Stock Fundamentals

Can Fin Homes: A safe shelter -Buy

Radhika Merwin | Updated on July 14, 2019 Published on July 14, 2019

Strong regional presence and focus on the low-risk salaried segment should pay off

For the stressed non-banking finance company (NBFC) sector, the Budget offered some respite. While the sector’s expectation of a special refinancing window did not materialise, the Budget proposed other measures to ease pressure on the sector. Key among them is the one-time partial credit guarantee (PCG) to public sector banks for high-rated assets of financially-sound NBFCs, strengthening the regulatory authority of the RBI over NBFCs, and shifting the regulation of the housing finance sector from NHB to the RBI.

While these measures and the Finance Minister’s commentary have helped restore some of the beaten down confidence in the NBFC/HFC (housing finance sector) space, in reality, how much of an impact these proposals would have on the ground is unclear.

As many NBFCs/HFCs (the sound ones) have already been monetising good assets to raise funds, the PCG proposal could benefit only few players. For others, with structural issues in their loan portfolio and funding mix, challenges could persist. The other regulatory measures (on the RBI’s increased authority) would yield results only in the long run.
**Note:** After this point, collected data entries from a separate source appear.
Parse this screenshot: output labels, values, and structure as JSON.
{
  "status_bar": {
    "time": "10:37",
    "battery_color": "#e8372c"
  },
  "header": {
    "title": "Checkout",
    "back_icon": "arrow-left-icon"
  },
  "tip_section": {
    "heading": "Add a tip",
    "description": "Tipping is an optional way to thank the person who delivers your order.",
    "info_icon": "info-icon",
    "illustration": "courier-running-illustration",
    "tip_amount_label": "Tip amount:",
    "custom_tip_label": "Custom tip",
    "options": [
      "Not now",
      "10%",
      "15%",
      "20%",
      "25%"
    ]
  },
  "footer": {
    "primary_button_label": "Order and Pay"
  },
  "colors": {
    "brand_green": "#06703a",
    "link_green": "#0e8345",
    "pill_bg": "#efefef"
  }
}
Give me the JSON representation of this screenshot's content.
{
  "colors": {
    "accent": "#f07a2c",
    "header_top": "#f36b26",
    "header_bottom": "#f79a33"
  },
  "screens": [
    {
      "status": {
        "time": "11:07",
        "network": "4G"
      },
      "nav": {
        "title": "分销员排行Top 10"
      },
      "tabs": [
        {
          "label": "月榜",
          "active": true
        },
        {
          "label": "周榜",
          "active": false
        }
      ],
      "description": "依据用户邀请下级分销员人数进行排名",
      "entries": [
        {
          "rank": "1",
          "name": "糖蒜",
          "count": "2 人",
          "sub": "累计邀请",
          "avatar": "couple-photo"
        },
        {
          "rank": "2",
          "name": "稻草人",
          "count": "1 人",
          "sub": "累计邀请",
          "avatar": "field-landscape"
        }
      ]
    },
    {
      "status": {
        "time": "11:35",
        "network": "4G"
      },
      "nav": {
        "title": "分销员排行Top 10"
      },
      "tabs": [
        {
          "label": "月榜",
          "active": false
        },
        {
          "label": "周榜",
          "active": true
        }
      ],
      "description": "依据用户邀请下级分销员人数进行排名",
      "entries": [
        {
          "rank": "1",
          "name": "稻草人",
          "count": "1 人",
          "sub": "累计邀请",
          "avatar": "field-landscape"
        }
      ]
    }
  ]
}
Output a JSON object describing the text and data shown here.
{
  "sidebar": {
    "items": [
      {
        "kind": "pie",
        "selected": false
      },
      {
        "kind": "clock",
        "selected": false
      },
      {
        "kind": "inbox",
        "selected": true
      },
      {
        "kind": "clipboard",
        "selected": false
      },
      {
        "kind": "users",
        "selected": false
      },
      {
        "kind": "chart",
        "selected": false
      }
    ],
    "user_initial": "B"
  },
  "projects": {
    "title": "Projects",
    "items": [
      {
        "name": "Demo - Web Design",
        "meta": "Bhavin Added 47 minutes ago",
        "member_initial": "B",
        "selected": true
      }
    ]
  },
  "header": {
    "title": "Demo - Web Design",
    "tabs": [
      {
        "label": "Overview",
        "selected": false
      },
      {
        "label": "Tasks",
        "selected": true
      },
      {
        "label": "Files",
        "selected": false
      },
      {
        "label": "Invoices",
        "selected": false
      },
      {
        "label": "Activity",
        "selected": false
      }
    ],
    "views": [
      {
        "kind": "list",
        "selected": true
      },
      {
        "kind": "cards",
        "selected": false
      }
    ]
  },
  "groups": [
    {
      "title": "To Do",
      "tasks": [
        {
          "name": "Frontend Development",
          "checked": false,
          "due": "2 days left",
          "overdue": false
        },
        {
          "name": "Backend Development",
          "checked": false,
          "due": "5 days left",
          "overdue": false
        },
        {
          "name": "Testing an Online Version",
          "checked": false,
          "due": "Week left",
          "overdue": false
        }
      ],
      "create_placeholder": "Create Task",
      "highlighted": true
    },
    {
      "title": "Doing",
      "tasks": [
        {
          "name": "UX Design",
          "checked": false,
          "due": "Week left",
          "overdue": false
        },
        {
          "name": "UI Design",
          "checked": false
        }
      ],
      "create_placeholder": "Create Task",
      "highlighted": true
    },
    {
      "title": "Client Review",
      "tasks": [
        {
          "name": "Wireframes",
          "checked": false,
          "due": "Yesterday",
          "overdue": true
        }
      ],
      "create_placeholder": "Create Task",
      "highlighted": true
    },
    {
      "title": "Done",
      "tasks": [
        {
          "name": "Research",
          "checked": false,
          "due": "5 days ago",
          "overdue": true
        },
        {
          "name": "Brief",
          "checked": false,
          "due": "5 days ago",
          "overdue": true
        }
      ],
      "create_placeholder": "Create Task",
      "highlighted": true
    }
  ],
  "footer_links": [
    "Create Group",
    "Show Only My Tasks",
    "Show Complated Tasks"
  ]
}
Hence, investors should remain selective and stick with businesses having sound financials, good quality loan portfolio, diversified funding base, and prudent risk mitigating framework. This is particularly true for HFCs, as the asset-liability mismatch is more pronounced — lending for 15-20 years with no similar long-term funding source.

Can Fin Homes that focusses on the low-risk salaried home segment and has a strong regional presence, is a good bet for the long term. The HFC has managed to tide over the liquidity crisis, thanks to its diversified funding mix and ability to raise funds from banks.

After the fall last year — when the IL&FS crisis first broke out last September — the stock has gained about 24 per cent since January, more than recouping its losses. At the current price, the stock trades at 2.4 times its FY20 book, which is lower than its three-year historical average of about three times.

 

Investors should note that interim shocks in the sector can impact Can Fin Homes too over the coming year. But if you have a long term horizon of over five years, and looking to bet on the prospects of the housing finance space, you can consider buying the stock at current levels. The company’s healthy financials and the Centre’s push towards affordable housing segment, should keep earnings in good stead over the long run.

Healthy growth

 

After a robust growth in loans of over 35 per cent CAGR (compounded annual growth rate) between FY12 and FY17, Can Fin Homes witnessed some moderation in credit growth to 18-odd per cent levels in FY18.

Demonetisation and implementation of RERA or Real Estate (Regulation and Development) Act, impacted the growth in its key market — Karnataka. In FY19, growth in loans slowed down a bit more (17 per cent), but given the turmoil in the housing finance space, the growth is healthy.

Can Fin Homes focusses on the salaried home loan segment with an average ticket size of ₹18 lakh. The company’s risk is mitigated by the fact that it lends primarily to the individual home loan segment (89.3 per cent of loans); exposure to loan against property (LAP) portfolio is minimal. This has helped the company maintain its asset quality stable GNPA at 0.62 per cent as of March 2019.

The company’s funding profile is diversified across debt market instruments, National Housing Bank (NHB) and bank borrowings. Over the past year, it reduced its market borrowings and increased funding from banks. It has not faced as much of a liquidity issue, but the cost of funds have gone up, hitting margins.

There is notable asset liability mismatch in the up to one-year category for Can Fin. But the management states that, according to its experience, loans have an average 10-12 years tenure, as borrowers tend to prepay.

Also, the company enjoys substantial undrawn overdraft facility from banks, including the parent bank (Canara Bank holding 30 per cent stake), which can be utilised, if needed. The company (according to its presentation) expects to have a surplus of ₹1,300-1,400 crore over the next three quarters. The liquidity buffer mitigates the concerns on ALM to some extent.

To stimulate demand in the residential market, the Centre has announced additional deduction in income tax of ₹1.5 lakh for interest paid on housing loans for affordable housing properties (valued up to ₹45 lakh), over and above the exiting deduction of ₹2 lakh.

Further, to narrow the demand-supply gap in the market, the Centre has proposed to open up land parcels of government and public sector undertakings to be utilised for affordable housing and public infrastructure.

Players such as Can Fin will benefit from the Centre’s continued thrust on the affordable housing segment. Can Fin Homes has been opening affordable housing loan centres (AHLCs) to lend exclusively in the peripheral areas of the Tier-1, Tier-2 and Tier-3 cities. Currently, the company has 21 AHLCs.